As per the 2011 census, in Ketugram I CD block, amongst the 62 inhabited villages, all villages had schools, 50 villages had two or more primary schools, 28 villages had at least 1 primary and 1 middle school and 24 villages had at least 1 middle and 1 secondary school.

More than 6,000 schools (in erstwhile Bardhaman district) serve cooked midday meal to more than 900,000 students.

Kandra Radha Kanta Kundu Mahavidyalaya, established in 2001, is affiliated to the University of Burdwan.

==Healthcare==
In 2014, Ketugram I CD Block had 1 block primary health centre and 2 primary health centres with total 28 beds and 5 doctors (excluding private bodies).
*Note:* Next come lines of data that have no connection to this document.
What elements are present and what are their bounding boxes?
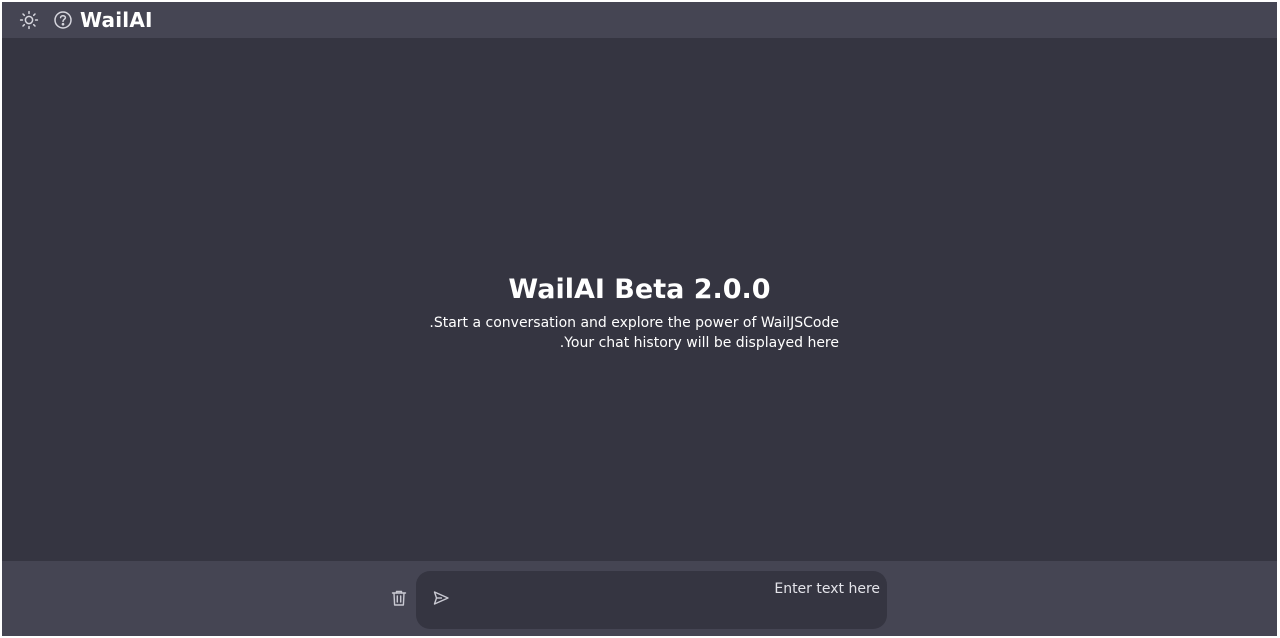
clear-chat-button[interactable] bbox=[388, 589, 410, 611]
chat-area: WailAI Beta 2.0.0 .Start a conversation … bbox=[2, 38, 1277, 561]
message-input-box bbox=[416, 571, 887, 629]
app-window: WailAI WailAI Beta 2.0.0 .Start a conver… bbox=[2, 2, 1277, 636]
help-button[interactable] bbox=[52, 9, 74, 31]
app-brand: WailAI bbox=[80, 8, 153, 32]
composer-bar bbox=[2, 561, 1277, 636]
theme-toggle-button[interactable] bbox=[18, 9, 40, 31]
welcome-line-2: .Your chat history will be displayed her… bbox=[559, 335, 839, 351]
welcome-line-1: .Start a conversation and explore the po… bbox=[429, 315, 839, 331]
send-button[interactable] bbox=[430, 589, 452, 611]
message-input[interactable] bbox=[462, 577, 880, 601]
top-bar: WailAI bbox=[2, 2, 1277, 38]
send-icon bbox=[432, 589, 450, 611]
help-circle-icon bbox=[53, 10, 73, 30]
sun-icon bbox=[19, 10, 39, 30]
welcome-title: WailAI Beta 2.0.0 bbox=[508, 274, 771, 305]
trash-icon bbox=[390, 589, 408, 611]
It had 24 family welfare subcentres. 10,083 patients were treated indoor and 180,625 patients were treated outdoor in the hospitals, health centres and subcentres of the CD Block.

Ramjibanpur Rural Hospital at Ramjibanpur, PO Jnandas Kandra (with 30 beds) is the main medical facility in Ketugram I CD block. There are primary health centres at Ankhona (with 2 beds) and Pandugram, PO Khatundi (with 10 beds).

Ketugram I CD Block is one of the areas of Bardhaman district which is affected by a low level of arsenic contamination of ground water.